A Two-Phase Infinite/Finite Low-Level Memory Model: Reconciling Integer–Pointer Casts, Finite Space, and undef at the LLVM IR Level of Abstraction
Calvin Beck, Irene Yoon, Hanxi Chen, Yannick Zakowski, and Steve Zdancewic
Proc. ACM Program. Lang., Aug 2024
This paper provides a novel approach to reconciling complex low-level memory model features, such as pointer–integer casts, with desired refinements that are needed to justify the correctness of program transformations. The idea is to use a "two-phase" memory model, one with an unbounded memory and corresponding unbounded integer type, and one with a finite memory; the connection between the two levels is made explicit by a notion of refinement that handles out-of-memory behaviors.

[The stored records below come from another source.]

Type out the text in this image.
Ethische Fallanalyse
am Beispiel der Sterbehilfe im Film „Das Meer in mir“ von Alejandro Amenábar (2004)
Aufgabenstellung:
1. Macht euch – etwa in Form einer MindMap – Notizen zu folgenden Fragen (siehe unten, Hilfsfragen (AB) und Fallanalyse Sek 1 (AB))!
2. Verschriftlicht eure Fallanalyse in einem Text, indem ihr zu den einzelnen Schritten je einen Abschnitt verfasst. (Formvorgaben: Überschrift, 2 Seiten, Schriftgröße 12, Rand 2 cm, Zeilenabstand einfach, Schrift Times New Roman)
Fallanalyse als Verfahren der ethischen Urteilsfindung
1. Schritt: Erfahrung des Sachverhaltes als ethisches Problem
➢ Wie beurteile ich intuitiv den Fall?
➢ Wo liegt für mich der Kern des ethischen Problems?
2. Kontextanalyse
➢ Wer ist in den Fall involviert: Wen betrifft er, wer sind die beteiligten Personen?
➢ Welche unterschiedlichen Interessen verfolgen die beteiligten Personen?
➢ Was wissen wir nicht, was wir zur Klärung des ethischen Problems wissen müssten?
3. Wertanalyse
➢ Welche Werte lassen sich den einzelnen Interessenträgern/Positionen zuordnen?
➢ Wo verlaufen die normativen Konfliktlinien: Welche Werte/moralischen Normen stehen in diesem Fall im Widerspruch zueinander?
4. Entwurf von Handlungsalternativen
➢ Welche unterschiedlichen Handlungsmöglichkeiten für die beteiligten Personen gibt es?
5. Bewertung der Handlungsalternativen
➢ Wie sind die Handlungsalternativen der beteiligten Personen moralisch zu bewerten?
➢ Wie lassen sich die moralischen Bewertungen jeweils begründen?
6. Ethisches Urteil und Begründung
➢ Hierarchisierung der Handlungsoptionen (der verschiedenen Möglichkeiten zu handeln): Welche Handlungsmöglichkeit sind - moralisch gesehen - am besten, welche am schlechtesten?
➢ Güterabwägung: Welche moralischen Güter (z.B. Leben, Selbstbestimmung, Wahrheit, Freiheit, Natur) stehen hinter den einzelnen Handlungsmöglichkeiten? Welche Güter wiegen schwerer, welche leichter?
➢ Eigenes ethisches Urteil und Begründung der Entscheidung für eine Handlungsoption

This approach allows for more optimizations to be performed and establishes a clear boundary between the idealized semantics of a program and the implementation of that program on finite hardware. The two-phase memory model has been incorporated into an LLVM IR semantics, demonstrating its utility in practice in the context of a low-level language with features like undef and bitcast. This yields infinite and finite memory versions of the language semantics that are proven to be in refinement with respect to out-of-memory behaviors. Each semantics is accompanied by a verified executable reference interpreter. The semantics justify optimizations, such as dead-alloca-elimination, that were previously impossible or difficult to prove correct.